Post-acquisition management interaction is also an interesting comparison. Berkshire Hathaway rarely interacts with its subsidiary companies' management. This gives confidence to managers in their ability to run the business without major supervision. It has been, ironically, a significant factor contributing to Berkshire's success. Cost cutting again is never really an option for Berkshire instead it has had a history of funding major capital expenditure in the past. In 2012, total capital expenditure increased by 19%, which is relatively higher considering the economic uncertainty surrounding the US economy. An example of that have been BNSF (transportation) and MidAmerican's electric utility (Energy). Major capital expenditure has been focused on the above two companies since Berkshire believes that society would forever need massive investment in both the sectors. An excerpt from the 2012 annual shareholder letter sums up the point: "Charlie and I love investing large sums in worthwhile projects … We will keep our foot to the floor and will almost certainly set still another record for capital expenditures in 2013. Opportunities abound in America." This is a statement in the midst of massive uncertainty, reasserts the long-term perspective that Berkshire has with regards to its investments. An added advantage is the breadth of Berkshire's investments providing benefit in terms of the options for capital intensive expenditure.
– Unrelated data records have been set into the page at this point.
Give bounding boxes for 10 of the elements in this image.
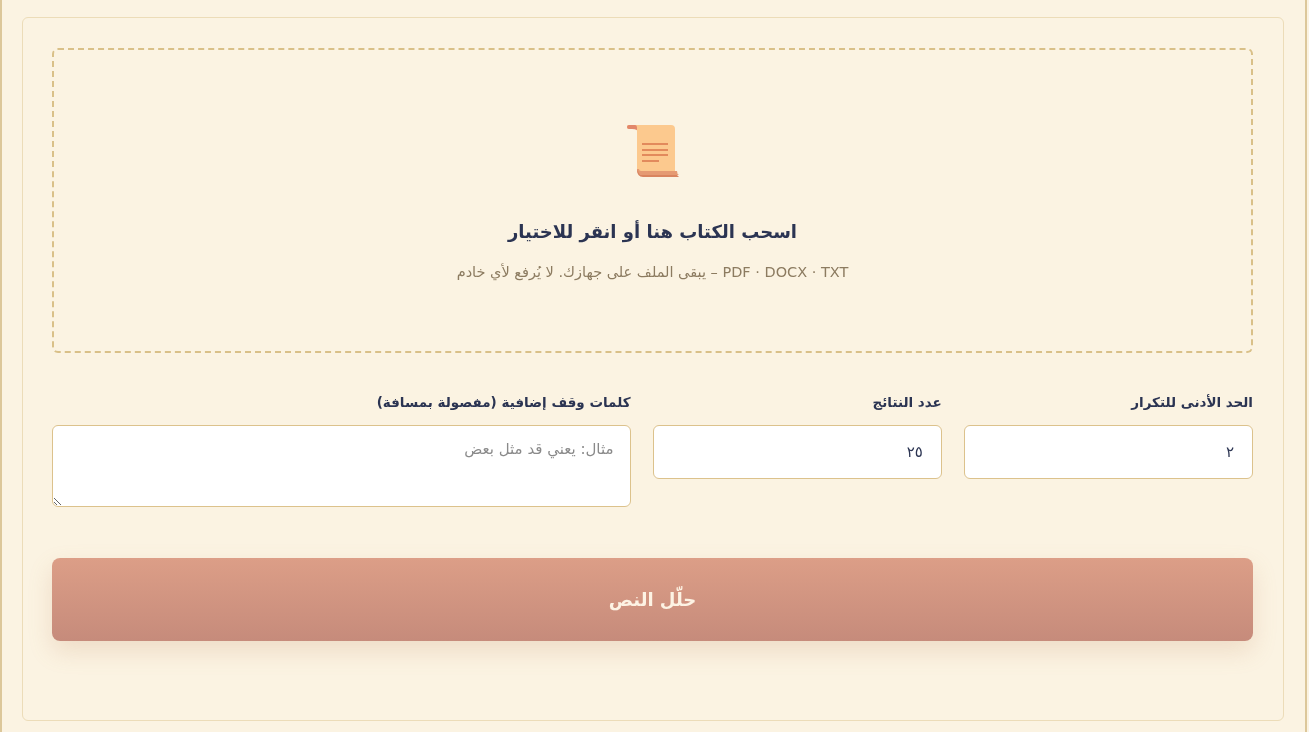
field-label: عدد النتائج: [872, 393, 942, 411]
field-label: الحد الأدنى للتكرار: [1131, 393, 1253, 411]
number-field[interactable]: ٢: [963, 425, 1253, 479]
dropzone-hint: PDF · DOCX · TXT – يبقى الملف على جهازك. لا يُرفع لأي خادم: [456, 262, 849, 282]
number-field[interactable]: ٢٥: [652, 425, 942, 479]
file-dropzone[interactable]: اسحب الكتاب هنا أو انقر للاختيار PDF · DOCX · TXT – يبقى الملف على جهازك. لا يُرفع لأي خادم: [52, 48, 1253, 353]
dropzone-title: اسحب الكتاب هنا أو انقر للاختيار: [507, 220, 798, 244]
field-label: كلمات وقف إضافية (مفصولة بمسافة): [376, 393, 631, 411]
text-area-field[interactable]: مثال: يعني قد مثل بعض: [52, 425, 631, 507]
scroll-icon: [626, 125, 679, 178]
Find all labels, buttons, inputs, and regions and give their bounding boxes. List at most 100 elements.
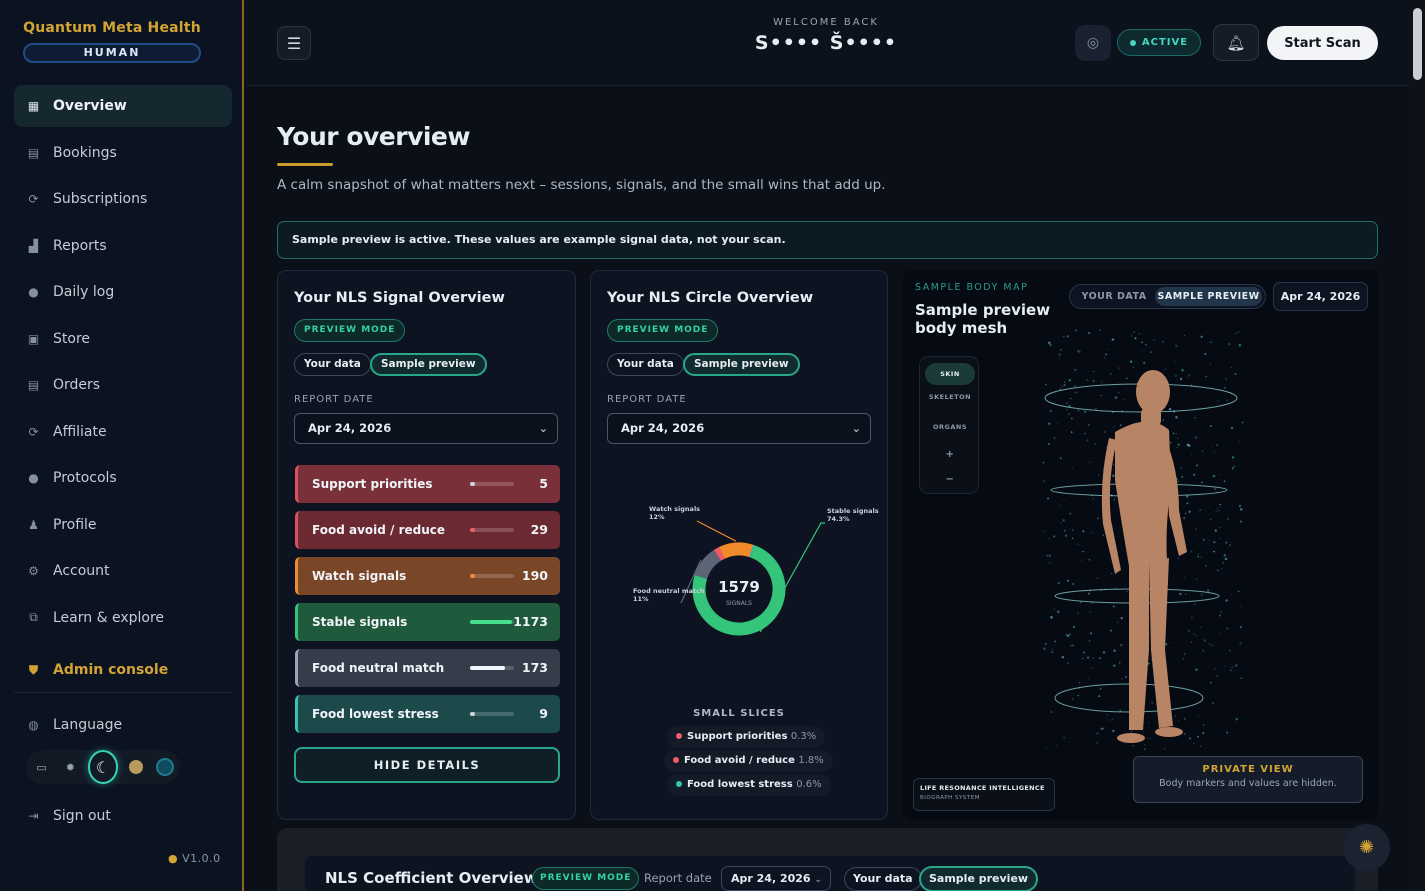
particle bbox=[1195, 668, 1198, 671]
sidebar-item-bookings[interactable]: ▤ Bookings bbox=[14, 132, 232, 174]
lri-badge: LIFE RESONANCE INTELLIGENCE BIOGRAPH SYS… bbox=[913, 778, 1055, 811]
page-title: Your overview bbox=[277, 122, 471, 151]
sand-theme-icon[interactable] bbox=[124, 754, 147, 780]
particle bbox=[1191, 616, 1193, 619]
layer-skeleton-button[interactable]: SKELETON bbox=[925, 386, 975, 408]
particle bbox=[1234, 373, 1237, 375]
your-data-toggle[interactable]: Your data bbox=[844, 867, 922, 891]
sun-icon[interactable]: ✹ bbox=[59, 754, 82, 780]
sample-preview-toggle[interactable]: SAMPLE PREVIEW bbox=[1155, 287, 1262, 306]
particle bbox=[1200, 335, 1203, 338]
particle bbox=[1100, 394, 1103, 397]
sidebar-item-learn-explore[interactable]: ⧉ Learn & explore bbox=[14, 597, 232, 639]
assistant-button[interactable]: ✺ bbox=[1343, 824, 1390, 871]
your-data-toggle[interactable]: Your data bbox=[294, 353, 371, 376]
particle bbox=[1202, 649, 1205, 652]
particle bbox=[1096, 742, 1098, 744]
sidebar-item-store[interactable]: ▣ Store bbox=[14, 318, 232, 360]
sidebar-item-subscriptions[interactable]: ⟳ Subscriptions bbox=[14, 178, 232, 220]
legend-item: Food avoid / reduce 1.8% bbox=[664, 750, 833, 772]
sidebar-item-sign-out[interactable]: ⇥ Sign out bbox=[14, 795, 232, 837]
particle bbox=[1239, 440, 1241, 442]
sidebar-item-daily-log[interactable]: ● Daily log bbox=[14, 271, 232, 313]
sidebar-item-overview[interactable]: ▦ Overview bbox=[14, 85, 232, 127]
signal-row[interactable]: Stable signals 1173 bbox=[295, 603, 560, 641]
particle bbox=[1223, 480, 1226, 482]
hamburger-icon: ☰ bbox=[286, 33, 302, 53]
donut-slice-watch-signals[interactable] bbox=[719, 542, 754, 559]
particle bbox=[1046, 554, 1049, 557]
page-scrollbar[interactable] bbox=[1410, 0, 1425, 891]
hide-details-button[interactable]: HIDE DETAILS bbox=[294, 747, 560, 783]
your-data-toggle[interactable]: YOUR DATA bbox=[1073, 287, 1155, 306]
sidebar-item-language[interactable]: ◍ Language bbox=[14, 704, 232, 746]
layer-skin-button[interactable]: SKIN bbox=[925, 363, 975, 385]
monitor-icon[interactable]: ▭ bbox=[30, 754, 53, 780]
particle bbox=[1138, 333, 1141, 335]
particle bbox=[1208, 539, 1210, 541]
your-data-toggle[interactable]: Your data bbox=[607, 353, 684, 376]
particle bbox=[1144, 748, 1146, 750]
particle bbox=[1218, 510, 1220, 512]
scrollbar-thumb[interactable] bbox=[1413, 8, 1422, 80]
menu-button[interactable]: ☰ bbox=[277, 26, 311, 60]
legend-item: Support priorities 0.3% bbox=[667, 726, 826, 748]
donut-slice-food-avoid-reduce[interactable] bbox=[714, 546, 725, 561]
particle bbox=[1231, 467, 1234, 470]
report-date-select[interactable]: Apr 24, 2026 ⌄ bbox=[294, 413, 558, 444]
sidebar-item-profile[interactable]: ♟ Profile bbox=[14, 504, 232, 546]
particle bbox=[1202, 538, 1205, 541]
sidebar-item-admin-console[interactable]: ⛊ Admin console bbox=[14, 649, 232, 691]
signal-row[interactable]: Food avoid / reduce 29 bbox=[295, 511, 560, 549]
particle bbox=[1164, 368, 1167, 371]
report-date-select[interactable]: Apr 24, 2026 ⌄ bbox=[607, 413, 871, 444]
start-scan-button[interactable]: Start Scan bbox=[1267, 26, 1378, 60]
sidebar-item-reports[interactable]: ▟ Reports bbox=[14, 225, 232, 267]
sidebar-item-protocols[interactable]: ● Protocols bbox=[14, 457, 232, 499]
report-date-select[interactable]: Apr 24, 2026 ⌄ bbox=[721, 866, 831, 891]
sidebar-item-affiliate[interactable]: ⟳ Affiliate bbox=[14, 411, 232, 453]
callout-line bbox=[696, 520, 737, 542]
sample-preview-banner: Sample preview is active. These values a… bbox=[277, 221, 1378, 259]
particle bbox=[1060, 349, 1062, 351]
particle bbox=[1049, 409, 1052, 413]
donut-slice-food-neutral-match[interactable] bbox=[694, 549, 722, 580]
moon-icon[interactable]: ☾ bbox=[87, 750, 119, 784]
particle bbox=[1070, 431, 1073, 434]
particle bbox=[1044, 643, 1047, 645]
signal-row[interactable]: Support priorities 5 bbox=[295, 465, 560, 503]
logout-icon: ⇥ bbox=[28, 809, 39, 823]
particle bbox=[1129, 360, 1133, 363]
particle bbox=[1173, 332, 1175, 334]
particle bbox=[1115, 587, 1117, 589]
particle bbox=[1209, 518, 1212, 521]
particle bbox=[1092, 602, 1094, 604]
body-map-date[interactable]: Apr 24, 2026 bbox=[1273, 282, 1368, 311]
ocean-theme-icon[interactable] bbox=[153, 754, 176, 780]
privacy-toggle-button[interactable]: ◎ bbox=[1075, 25, 1111, 61]
signal-row[interactable]: Watch signals 190 bbox=[295, 557, 560, 595]
sample-preview-toggle[interactable]: Sample preview bbox=[370, 353, 487, 376]
notifications-button[interactable]: 🔔︎ bbox=[1213, 24, 1259, 61]
particle bbox=[1225, 378, 1228, 381]
zoom-in-button[interactable]: + bbox=[925, 444, 975, 466]
sample-preview-toggle[interactable]: Sample preview bbox=[683, 353, 800, 376]
sidebar-item-account[interactable]: ⚙ Account bbox=[14, 550, 232, 592]
particle bbox=[1125, 377, 1128, 380]
signal-row[interactable]: Food neutral match 173 bbox=[295, 649, 560, 687]
body-mesh-figure bbox=[1042, 329, 1244, 750]
particle bbox=[1214, 529, 1217, 532]
sidebar-item-orders[interactable]: ▤ Orders bbox=[14, 364, 232, 406]
particle bbox=[1111, 572, 1113, 575]
legend-label: Food lowest stress bbox=[687, 779, 793, 790]
layer-organs-button[interactable]: ORGANS bbox=[925, 416, 975, 438]
mode-pill[interactable]: HUMAN bbox=[23, 43, 201, 63]
particle bbox=[1197, 715, 1199, 717]
zoom-out-button[interactable]: − bbox=[925, 469, 975, 491]
particle bbox=[1066, 335, 1070, 338]
sample-preview-toggle[interactable]: Sample preview bbox=[919, 866, 1039, 891]
particle bbox=[1111, 718, 1113, 720]
signal-row[interactable]: Food lowest stress 9 bbox=[295, 695, 560, 733]
report-date-label: Report date bbox=[644, 871, 712, 885]
particle bbox=[1093, 371, 1095, 373]
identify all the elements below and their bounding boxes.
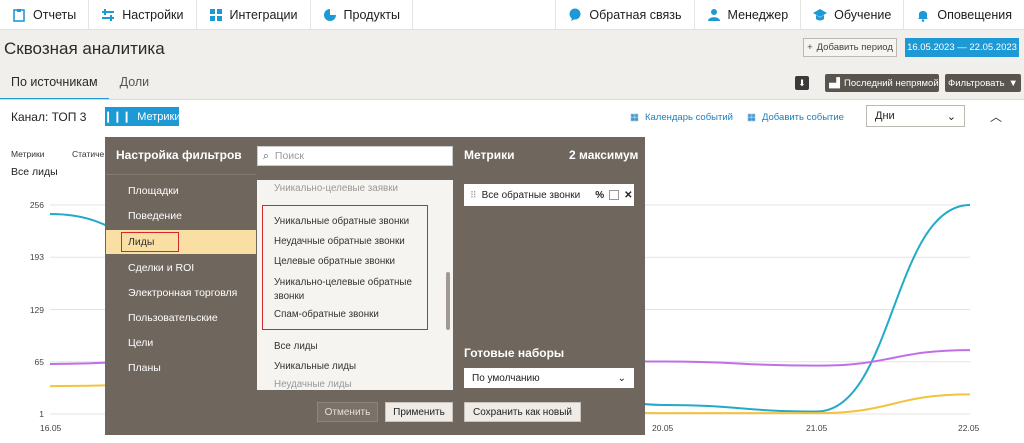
checkbox[interactable]	[609, 190, 620, 200]
close-icon[interactable]: ✕	[624, 190, 632, 201]
divider	[106, 174, 256, 175]
metric-item[interactable]: Неудачные лиды	[274, 379, 352, 390]
preset-value: По умолчанию	[472, 372, 540, 384]
search-input[interactable]: ⌕ Поиск	[257, 146, 453, 166]
category-item[interactable]: Площадки	[128, 185, 179, 197]
category-item[interactable]: Планы	[128, 362, 161, 374]
metric-item[interactable]: Все лиды	[274, 341, 318, 352]
category-item[interactable]: Цели	[128, 337, 153, 349]
search-placeholder: Поиск	[274, 150, 304, 162]
filter-modal-title: Настройка фильтров	[116, 148, 242, 162]
metrics-panel-title: Метрики	[464, 148, 515, 162]
metric-item[interactable]: Уникальные лиды	[274, 361, 356, 372]
selected-metric-label: Все обратные звонки	[481, 189, 581, 201]
category-item[interactable]: Электронная торговля	[128, 287, 237, 299]
scrollbar-thumb[interactable]	[446, 272, 450, 330]
chevron-down-icon: ⌄	[617, 372, 626, 384]
category-item[interactable]: Сделки и ROI	[128, 262, 194, 274]
drag-handle-icon[interactable]: ⠿	[470, 190, 477, 201]
preset-select[interactable]: По умолчанию ⌄	[464, 368, 634, 388]
selected-metric-chip[interactable]: ⠿ Все обратные звонки % ✕	[464, 184, 634, 206]
save-as-new-button[interactable]: Сохранить как новый	[464, 402, 581, 422]
category-item[interactable]: Поведение	[128, 210, 182, 222]
max-metrics-label: 2 максимум	[569, 148, 639, 162]
annotation-box	[262, 205, 428, 330]
metric-item[interactable]: Уникально-целевые заявки	[274, 183, 398, 194]
search-icon: ⌕	[263, 149, 269, 162]
category-item-active[interactable]: Лиды	[128, 236, 154, 248]
apply-button[interactable]: Применить	[385, 402, 453, 422]
cancel-button[interactable]: Отменить	[317, 402, 378, 422]
category-item[interactable]: Пользовательские	[128, 312, 218, 324]
presets-title: Готовые наборы	[464, 346, 565, 360]
percent-toggle[interactable]: %	[595, 190, 604, 201]
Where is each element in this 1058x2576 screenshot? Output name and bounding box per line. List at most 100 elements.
The company's plan with regards to its cash spending also hints towards the sort of strategy that it follows. Mr. Buffett pointed out that giving out dividends is not really a great idea; instead, he would rather invest in capital intensive projects that would yield better rate of return for the shareholders cumulatively in the long run. The second preferred use of cash is acquisitions, but he pointed out that adding value to the holding company through acquisitions would be tougher now, given the size of Berkshire. Third is repurchasing of shares at a lower price. Dividends don't cut it in Berkshire's corporate strategy and rightly so, given its reinvestment philosophy based on long-term growth.
Going forward, Mr. Buffett will be gone soon but that does not imply that the company is in jeopardy. Although no explicit mention of the next man in charge has been made. The annual shareholder letter from 2012 pointed towards Todd Combs who is young and has proven his worth in Berkshire by betting successfully in the last few years. Mr. Buffett has increased assets under his management showing increased confidence.
The strategy for Berkshire is more of a philosophy embedded firmly in value investing. The speculation of Berkshire fading after the demise of Mr. Buffett is not warranted since the investment behavior underlies a philosophy that would remain intact for years if not decades to come.